I remember reading a thread about someone buying a series 1 with lifetime, and for whatever reason, it wasn't eligible to transfer the lifetime to a newer box. I would suggest double-checking with Tivo if the lifetime can be transferred to another box for a fee. Otherwise you might have some unhappy custumers.


----------



## dtplink

My experience with TiVo over the past 10 years is that they are very flexible "over the phone" and realize that sometimes they actually screw up. I've received many offers to upgrade my boxes over the years.


----------



## pentium101

Out of curiousity, what are the make/model numbers of these units?


----------



## dtplink

The point is moot. I sold one unit for $99 (activation date 11/1999) and decided to keep one for upgrading my unit to a Premier at some point this year. Tough decision though with the DirecTV package coming available.


----------



## unitron

Not responding to anyone in particular, just leaving this here for future readers.

Except for very early Series 1 machines where the terms of service agreement wasn't tightly worded enough, Lifetime is attached to the machine, not the owner. If you sell one with lifetime, the new owner is now the one with a machine with lifetime. If that machine breaks down, you're SOL unless you've got another of the same model and are really good at soldering and unsoldering.

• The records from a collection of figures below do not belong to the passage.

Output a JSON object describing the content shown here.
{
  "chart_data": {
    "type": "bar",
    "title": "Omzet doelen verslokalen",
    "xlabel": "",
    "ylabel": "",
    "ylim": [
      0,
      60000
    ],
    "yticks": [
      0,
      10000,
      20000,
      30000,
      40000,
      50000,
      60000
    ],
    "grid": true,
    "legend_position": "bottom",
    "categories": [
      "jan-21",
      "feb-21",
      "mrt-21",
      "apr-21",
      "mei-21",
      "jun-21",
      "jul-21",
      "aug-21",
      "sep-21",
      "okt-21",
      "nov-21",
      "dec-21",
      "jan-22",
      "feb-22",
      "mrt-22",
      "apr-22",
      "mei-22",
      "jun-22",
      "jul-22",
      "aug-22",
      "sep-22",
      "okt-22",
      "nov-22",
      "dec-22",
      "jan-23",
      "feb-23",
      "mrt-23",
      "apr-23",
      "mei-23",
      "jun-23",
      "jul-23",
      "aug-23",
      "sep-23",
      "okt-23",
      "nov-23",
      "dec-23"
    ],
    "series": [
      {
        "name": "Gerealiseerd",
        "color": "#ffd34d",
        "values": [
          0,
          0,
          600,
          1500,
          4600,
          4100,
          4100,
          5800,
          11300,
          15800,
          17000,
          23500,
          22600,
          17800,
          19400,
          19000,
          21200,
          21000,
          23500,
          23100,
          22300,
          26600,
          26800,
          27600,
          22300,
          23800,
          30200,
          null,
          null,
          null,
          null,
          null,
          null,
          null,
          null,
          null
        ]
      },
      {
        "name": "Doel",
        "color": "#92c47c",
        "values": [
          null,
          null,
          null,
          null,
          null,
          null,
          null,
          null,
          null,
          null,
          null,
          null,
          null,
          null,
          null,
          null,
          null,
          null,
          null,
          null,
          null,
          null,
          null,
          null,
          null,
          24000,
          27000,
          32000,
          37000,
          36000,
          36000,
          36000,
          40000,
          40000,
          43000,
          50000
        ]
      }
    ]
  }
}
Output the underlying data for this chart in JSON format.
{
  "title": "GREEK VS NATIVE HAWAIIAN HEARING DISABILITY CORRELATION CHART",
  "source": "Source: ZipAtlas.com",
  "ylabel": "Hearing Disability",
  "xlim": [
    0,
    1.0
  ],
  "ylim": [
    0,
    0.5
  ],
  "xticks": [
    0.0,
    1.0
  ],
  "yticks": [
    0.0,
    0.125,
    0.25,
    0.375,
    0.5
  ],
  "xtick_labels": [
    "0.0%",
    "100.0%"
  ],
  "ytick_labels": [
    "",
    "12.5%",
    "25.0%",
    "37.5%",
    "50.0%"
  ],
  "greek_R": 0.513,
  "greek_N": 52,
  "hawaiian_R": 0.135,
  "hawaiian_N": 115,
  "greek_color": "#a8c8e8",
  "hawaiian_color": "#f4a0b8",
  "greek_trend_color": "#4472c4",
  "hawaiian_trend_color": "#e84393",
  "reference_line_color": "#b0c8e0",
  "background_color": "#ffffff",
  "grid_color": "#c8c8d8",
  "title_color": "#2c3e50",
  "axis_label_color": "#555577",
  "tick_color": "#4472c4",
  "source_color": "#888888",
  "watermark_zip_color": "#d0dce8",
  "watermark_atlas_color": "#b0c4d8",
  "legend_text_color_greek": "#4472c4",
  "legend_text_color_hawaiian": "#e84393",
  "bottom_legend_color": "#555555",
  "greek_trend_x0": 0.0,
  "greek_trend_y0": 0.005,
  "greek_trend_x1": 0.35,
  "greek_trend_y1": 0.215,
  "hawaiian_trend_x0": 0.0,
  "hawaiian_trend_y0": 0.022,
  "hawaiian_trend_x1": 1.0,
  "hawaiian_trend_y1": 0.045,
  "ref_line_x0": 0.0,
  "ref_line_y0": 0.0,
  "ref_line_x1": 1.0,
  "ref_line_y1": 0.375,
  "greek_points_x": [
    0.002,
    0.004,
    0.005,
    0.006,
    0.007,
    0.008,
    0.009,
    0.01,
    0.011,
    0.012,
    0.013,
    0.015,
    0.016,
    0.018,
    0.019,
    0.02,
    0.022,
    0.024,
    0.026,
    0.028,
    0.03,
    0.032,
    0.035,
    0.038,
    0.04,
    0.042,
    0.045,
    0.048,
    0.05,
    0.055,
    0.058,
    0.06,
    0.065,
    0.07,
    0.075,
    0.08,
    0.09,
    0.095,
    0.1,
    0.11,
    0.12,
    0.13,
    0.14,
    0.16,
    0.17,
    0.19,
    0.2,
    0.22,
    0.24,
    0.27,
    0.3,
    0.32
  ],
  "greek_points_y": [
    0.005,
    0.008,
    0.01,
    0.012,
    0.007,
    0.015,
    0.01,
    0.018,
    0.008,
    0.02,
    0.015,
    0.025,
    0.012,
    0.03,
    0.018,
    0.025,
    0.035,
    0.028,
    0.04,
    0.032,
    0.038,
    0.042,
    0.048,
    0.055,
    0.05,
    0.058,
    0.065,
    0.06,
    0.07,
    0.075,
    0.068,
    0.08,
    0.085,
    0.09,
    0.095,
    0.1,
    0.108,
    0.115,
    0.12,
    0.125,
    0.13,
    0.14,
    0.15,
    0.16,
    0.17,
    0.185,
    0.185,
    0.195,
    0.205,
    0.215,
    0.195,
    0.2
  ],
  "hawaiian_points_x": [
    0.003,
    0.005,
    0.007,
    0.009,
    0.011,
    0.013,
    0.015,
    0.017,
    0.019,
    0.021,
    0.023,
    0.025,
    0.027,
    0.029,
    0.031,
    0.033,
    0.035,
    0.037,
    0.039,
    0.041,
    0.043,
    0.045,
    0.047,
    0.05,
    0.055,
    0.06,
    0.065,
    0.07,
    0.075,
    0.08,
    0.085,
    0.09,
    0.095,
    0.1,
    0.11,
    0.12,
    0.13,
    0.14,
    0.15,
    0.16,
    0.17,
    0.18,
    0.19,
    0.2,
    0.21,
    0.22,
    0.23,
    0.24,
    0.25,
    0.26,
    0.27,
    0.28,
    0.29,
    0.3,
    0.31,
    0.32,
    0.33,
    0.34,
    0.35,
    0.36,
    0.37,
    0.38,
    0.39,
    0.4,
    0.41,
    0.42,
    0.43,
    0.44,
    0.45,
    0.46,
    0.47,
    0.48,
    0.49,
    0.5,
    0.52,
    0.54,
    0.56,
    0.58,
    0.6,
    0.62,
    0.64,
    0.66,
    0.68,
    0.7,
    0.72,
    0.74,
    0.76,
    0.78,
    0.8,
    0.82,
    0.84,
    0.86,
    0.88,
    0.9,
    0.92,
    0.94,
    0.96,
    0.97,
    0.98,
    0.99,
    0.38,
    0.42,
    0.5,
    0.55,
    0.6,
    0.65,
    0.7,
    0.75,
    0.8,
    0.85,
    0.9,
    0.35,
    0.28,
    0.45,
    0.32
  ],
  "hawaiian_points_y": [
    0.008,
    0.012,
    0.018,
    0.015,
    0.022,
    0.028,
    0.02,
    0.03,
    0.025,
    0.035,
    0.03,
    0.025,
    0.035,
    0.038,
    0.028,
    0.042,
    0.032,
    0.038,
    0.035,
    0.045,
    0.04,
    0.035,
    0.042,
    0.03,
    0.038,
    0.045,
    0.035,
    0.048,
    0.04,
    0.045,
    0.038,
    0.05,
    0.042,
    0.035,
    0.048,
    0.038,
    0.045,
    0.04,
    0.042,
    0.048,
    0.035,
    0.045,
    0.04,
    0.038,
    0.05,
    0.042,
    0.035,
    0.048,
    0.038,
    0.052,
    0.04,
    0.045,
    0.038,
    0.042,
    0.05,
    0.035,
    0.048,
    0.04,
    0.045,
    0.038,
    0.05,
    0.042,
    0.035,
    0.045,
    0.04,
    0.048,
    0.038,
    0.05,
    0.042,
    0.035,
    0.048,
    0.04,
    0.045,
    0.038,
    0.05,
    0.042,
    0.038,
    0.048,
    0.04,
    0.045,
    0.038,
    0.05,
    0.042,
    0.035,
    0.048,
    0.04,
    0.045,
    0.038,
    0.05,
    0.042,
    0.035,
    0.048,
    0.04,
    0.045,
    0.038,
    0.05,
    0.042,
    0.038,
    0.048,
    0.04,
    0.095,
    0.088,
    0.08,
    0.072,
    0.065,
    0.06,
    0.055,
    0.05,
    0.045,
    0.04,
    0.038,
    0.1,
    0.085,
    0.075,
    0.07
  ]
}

There have been (and perhaps will be again in the future), times and situations when TiVo was willing to offer an arrangement to move lifetime to a newer machine, and of course there were various strings attached--it was generally done to move their latest product and you had to throw some more money into the deal above purchase price.


----------



## pentium101

Thanks for that post unitron. :up:


----------



## jsrober

Series 1 box. With 160 GB drive (128 GB usable). PLUS you get the original (I think 14GB) drive. Plus remote, plus power cord, plus whatever other stuff I can find that goes with it. I'm in Maryland.


----------